Lin: I was struggling a bit when I pursued my doctoral degree. I experienced changing advisors, transferring schools, reapplying to programs, a lack of research funding, and my immigration status. All of these things made the experience more complicated and challenging. I overcame these challenges by believing in myself, accepting the challenges, and keeping my goal to complete the doctoral degree. I am blessed and very grateful that I always have support from my family, friends, and colleagues.
O’Dell: I think the toughest time in my career was completing my PhD while working full-time. Many times, I thought I couldn’t finish it or that I might give up. But I had a great support system at the UR that constantly pushed me and encouraged me to finish strong.
Pritchett: A difficult time was when I realized I wasn’t in love with the research I was working on. I knew I still had a passion for science and needed a career shift, which was quite scary! After networking with a lot of colleagues in the profession and conducting job searches, I landed in my current position at the Genomics Research Center, where I am exposed to many different types of research and have the ability to learn and use new technologies.
Any advice for girls and young women who are interested in science?
Ambeskovic: Be resilient, multidisciplinary, and know your strengths. Resiliency is rarely built alone. Surround yourself with people who build you up but are honest to inform you of your shortcomings. Be multidisciplinary. Answering complicated questions in science requires knowledge of many domains. Be a lover of learning. Also, know your strengths and communicate them. This will allow others to understand how you can contribute to a common goal.
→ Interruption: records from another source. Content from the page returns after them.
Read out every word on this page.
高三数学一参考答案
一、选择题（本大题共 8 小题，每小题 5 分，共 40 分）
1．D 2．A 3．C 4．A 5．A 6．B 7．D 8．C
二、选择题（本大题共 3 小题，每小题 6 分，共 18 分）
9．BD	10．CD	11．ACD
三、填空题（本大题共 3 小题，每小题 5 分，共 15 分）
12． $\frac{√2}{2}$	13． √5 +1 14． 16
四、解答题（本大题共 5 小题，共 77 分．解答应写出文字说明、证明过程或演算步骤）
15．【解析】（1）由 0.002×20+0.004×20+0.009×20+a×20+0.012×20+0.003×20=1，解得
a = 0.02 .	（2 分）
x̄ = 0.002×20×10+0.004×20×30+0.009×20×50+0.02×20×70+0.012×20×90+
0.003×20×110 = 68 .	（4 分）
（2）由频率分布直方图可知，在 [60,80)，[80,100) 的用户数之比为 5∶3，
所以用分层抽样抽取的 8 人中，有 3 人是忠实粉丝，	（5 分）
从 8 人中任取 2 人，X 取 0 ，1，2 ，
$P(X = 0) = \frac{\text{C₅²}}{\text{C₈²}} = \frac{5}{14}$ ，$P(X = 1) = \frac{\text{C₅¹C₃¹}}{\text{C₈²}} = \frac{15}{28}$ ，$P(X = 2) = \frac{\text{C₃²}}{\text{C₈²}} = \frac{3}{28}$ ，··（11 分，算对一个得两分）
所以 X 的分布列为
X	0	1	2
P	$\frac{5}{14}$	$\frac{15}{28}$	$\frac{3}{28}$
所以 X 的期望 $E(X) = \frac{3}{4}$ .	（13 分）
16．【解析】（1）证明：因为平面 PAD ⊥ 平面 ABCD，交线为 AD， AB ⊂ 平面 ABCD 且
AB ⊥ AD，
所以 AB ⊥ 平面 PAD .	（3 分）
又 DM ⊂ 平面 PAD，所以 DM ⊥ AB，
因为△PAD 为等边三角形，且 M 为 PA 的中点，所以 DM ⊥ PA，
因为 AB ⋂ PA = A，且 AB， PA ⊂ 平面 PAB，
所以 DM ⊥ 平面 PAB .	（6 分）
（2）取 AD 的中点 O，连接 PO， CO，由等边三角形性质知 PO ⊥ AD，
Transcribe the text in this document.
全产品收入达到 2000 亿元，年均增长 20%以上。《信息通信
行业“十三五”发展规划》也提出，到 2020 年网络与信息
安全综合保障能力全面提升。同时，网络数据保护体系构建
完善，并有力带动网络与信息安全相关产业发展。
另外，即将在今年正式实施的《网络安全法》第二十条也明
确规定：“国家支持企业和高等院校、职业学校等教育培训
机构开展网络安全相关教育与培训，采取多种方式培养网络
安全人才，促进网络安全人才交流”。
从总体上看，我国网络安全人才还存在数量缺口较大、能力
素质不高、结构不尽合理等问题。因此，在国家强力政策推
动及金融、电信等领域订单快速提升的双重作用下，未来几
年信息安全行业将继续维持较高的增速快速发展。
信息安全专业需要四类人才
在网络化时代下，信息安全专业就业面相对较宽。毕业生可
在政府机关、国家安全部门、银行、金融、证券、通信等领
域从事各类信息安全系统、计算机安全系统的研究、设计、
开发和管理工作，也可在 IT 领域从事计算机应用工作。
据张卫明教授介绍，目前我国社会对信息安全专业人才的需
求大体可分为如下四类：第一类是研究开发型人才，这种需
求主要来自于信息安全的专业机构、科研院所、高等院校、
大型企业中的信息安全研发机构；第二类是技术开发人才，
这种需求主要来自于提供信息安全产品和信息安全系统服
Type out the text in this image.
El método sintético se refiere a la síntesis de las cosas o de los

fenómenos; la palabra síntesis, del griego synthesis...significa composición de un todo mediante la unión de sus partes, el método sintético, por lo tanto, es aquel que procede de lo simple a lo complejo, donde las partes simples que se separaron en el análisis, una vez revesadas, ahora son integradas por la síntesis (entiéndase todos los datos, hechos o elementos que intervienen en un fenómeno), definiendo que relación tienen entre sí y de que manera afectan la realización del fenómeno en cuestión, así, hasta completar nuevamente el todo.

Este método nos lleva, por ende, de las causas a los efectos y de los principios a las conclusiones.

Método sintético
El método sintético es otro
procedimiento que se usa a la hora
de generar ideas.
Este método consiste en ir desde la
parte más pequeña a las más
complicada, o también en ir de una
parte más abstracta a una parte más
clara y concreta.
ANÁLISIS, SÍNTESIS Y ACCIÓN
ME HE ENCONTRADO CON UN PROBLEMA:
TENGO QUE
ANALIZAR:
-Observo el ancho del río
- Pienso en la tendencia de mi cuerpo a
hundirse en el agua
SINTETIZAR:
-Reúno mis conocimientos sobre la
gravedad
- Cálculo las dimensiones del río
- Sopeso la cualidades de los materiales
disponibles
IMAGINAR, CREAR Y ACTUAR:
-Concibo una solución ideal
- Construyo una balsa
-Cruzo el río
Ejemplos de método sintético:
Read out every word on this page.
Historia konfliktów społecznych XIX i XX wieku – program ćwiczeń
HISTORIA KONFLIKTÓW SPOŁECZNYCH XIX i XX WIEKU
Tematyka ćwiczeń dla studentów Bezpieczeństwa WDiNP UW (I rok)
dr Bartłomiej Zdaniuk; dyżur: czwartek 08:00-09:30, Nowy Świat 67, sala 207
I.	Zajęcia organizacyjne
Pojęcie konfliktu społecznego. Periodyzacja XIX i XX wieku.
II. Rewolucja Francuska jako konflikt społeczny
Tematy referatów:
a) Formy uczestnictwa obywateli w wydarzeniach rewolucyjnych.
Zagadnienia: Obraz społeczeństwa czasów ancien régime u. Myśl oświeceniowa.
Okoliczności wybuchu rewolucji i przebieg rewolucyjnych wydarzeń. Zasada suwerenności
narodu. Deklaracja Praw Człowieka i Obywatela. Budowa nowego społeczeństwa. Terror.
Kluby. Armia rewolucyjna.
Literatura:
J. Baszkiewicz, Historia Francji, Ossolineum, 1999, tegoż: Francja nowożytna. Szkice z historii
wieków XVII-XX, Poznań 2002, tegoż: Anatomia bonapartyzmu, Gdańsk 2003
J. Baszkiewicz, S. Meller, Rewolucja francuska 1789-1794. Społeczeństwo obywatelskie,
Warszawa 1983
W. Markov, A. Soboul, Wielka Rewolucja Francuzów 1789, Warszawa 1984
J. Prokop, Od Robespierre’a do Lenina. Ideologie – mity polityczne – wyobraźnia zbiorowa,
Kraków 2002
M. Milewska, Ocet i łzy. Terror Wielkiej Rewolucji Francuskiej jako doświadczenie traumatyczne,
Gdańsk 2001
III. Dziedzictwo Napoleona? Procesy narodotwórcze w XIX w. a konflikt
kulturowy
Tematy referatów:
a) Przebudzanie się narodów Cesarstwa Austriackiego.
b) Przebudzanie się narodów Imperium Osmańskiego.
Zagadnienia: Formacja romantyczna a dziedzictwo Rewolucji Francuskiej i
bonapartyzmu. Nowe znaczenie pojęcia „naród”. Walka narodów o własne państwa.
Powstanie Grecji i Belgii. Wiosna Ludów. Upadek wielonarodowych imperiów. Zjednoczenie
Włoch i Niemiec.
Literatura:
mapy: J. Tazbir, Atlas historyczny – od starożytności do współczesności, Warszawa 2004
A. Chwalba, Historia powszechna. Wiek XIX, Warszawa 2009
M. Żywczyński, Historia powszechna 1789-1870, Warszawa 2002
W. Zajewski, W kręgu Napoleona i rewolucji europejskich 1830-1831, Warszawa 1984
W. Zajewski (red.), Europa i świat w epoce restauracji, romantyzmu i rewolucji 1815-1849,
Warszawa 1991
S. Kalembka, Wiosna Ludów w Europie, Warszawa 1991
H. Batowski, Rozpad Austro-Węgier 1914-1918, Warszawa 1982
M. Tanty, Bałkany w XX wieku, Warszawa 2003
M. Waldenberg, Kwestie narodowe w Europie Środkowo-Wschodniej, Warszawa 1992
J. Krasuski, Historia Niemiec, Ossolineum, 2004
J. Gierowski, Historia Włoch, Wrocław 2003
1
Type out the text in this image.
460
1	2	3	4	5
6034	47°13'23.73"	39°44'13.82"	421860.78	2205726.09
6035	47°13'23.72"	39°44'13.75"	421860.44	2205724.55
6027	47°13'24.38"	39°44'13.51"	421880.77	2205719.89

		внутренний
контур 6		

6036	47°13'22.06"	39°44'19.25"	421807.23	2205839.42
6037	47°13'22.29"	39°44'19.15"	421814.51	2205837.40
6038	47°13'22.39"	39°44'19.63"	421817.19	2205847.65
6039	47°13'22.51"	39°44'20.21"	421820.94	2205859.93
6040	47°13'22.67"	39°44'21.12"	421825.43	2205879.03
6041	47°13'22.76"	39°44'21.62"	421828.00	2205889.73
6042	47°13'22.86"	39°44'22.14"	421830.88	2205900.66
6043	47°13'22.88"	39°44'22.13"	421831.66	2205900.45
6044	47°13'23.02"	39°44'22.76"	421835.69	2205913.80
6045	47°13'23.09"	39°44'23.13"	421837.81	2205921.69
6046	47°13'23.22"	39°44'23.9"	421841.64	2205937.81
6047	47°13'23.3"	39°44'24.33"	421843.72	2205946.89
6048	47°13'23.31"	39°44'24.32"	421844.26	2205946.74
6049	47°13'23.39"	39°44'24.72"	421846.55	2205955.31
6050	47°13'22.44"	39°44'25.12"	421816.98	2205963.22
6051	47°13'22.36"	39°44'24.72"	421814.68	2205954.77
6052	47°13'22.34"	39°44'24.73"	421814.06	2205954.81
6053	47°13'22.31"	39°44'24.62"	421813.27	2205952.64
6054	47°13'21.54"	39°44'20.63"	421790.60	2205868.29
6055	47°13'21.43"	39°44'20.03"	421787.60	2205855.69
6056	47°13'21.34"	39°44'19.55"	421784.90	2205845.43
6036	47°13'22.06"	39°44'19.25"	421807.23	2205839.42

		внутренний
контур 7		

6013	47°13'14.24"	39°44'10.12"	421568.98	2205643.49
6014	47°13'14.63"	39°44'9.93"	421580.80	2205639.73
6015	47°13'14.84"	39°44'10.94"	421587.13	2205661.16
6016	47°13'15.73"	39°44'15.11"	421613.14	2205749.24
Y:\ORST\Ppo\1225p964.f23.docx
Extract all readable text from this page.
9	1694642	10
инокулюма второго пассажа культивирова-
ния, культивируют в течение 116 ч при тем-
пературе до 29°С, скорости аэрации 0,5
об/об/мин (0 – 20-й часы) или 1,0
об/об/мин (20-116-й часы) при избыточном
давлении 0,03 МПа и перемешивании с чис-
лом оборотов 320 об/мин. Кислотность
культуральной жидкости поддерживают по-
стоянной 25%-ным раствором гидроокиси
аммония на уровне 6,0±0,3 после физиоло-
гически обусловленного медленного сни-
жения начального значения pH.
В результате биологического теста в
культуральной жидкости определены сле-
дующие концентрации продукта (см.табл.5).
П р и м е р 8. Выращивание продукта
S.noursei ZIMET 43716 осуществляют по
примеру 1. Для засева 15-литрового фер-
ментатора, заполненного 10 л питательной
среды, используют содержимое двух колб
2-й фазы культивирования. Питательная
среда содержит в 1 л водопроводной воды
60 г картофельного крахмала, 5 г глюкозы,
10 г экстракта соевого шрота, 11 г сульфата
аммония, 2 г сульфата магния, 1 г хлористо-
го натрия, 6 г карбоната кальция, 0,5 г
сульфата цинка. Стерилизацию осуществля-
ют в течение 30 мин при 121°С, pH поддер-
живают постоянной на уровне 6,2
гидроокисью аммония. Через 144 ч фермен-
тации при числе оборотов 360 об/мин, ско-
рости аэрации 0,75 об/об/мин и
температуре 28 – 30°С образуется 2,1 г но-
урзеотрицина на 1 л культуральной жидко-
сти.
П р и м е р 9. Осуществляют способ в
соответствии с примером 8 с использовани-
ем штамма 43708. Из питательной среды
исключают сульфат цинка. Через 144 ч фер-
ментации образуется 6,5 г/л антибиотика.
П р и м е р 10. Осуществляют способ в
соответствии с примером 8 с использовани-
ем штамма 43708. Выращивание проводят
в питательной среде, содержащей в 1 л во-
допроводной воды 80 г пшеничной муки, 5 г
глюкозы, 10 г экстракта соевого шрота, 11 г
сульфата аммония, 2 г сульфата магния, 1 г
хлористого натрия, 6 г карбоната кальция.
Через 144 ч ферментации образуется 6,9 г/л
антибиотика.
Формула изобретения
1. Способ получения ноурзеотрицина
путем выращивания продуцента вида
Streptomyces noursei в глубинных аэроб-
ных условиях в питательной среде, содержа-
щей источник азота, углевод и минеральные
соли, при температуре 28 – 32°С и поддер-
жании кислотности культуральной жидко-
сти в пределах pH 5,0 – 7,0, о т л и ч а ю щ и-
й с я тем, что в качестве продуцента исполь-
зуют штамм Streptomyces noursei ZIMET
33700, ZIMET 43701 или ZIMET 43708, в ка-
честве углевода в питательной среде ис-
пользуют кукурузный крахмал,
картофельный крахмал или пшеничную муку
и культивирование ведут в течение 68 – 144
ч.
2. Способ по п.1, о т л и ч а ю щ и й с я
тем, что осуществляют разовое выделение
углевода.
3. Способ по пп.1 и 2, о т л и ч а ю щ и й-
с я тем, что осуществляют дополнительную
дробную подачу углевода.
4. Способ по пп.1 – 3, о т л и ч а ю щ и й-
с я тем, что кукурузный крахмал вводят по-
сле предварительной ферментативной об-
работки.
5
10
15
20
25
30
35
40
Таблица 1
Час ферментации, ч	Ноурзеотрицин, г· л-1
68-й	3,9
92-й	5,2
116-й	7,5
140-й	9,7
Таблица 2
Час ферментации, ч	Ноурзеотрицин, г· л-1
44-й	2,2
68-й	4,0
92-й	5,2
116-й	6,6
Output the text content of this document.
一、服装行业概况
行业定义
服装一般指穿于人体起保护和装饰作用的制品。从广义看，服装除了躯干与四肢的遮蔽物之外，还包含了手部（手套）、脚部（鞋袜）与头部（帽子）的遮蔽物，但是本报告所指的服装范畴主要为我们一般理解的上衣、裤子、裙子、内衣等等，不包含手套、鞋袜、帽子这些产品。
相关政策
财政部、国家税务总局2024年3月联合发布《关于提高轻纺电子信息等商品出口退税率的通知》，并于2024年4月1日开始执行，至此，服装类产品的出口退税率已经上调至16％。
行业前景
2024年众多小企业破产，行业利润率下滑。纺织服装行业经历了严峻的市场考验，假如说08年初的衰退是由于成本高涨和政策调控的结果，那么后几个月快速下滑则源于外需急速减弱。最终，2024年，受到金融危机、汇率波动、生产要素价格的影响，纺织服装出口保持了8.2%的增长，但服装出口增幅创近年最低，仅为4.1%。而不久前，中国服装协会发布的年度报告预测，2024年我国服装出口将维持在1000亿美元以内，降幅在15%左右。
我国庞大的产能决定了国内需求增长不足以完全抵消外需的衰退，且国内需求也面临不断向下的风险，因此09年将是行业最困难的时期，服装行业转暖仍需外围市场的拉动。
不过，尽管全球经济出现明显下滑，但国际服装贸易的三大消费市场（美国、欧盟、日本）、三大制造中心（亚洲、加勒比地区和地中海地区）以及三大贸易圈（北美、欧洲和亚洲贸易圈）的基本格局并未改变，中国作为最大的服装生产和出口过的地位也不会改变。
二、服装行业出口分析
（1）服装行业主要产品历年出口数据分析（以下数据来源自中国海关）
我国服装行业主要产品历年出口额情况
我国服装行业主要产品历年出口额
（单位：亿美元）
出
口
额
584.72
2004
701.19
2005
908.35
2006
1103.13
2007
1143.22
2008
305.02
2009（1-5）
Lin: Believe in yourself. Have no fear to try and don’t be afraid to fail. Seek resources and find mentors who can guide you and support you on your education and career path.
O’Dell: You can accomplish anything you set your mind to. ANYTHING!
Pritchett: There are many different options for a career in science. Attend seminars and workshops and network in the scientific community. Work hard to achieve what you want and carve a path that fulfills your passions. Times are changing and you no longer have to choose between a successful career in science and having a family, if you wish. Starting my family during my graduate work was a big part of my life. It wasn’t easy but it is possible!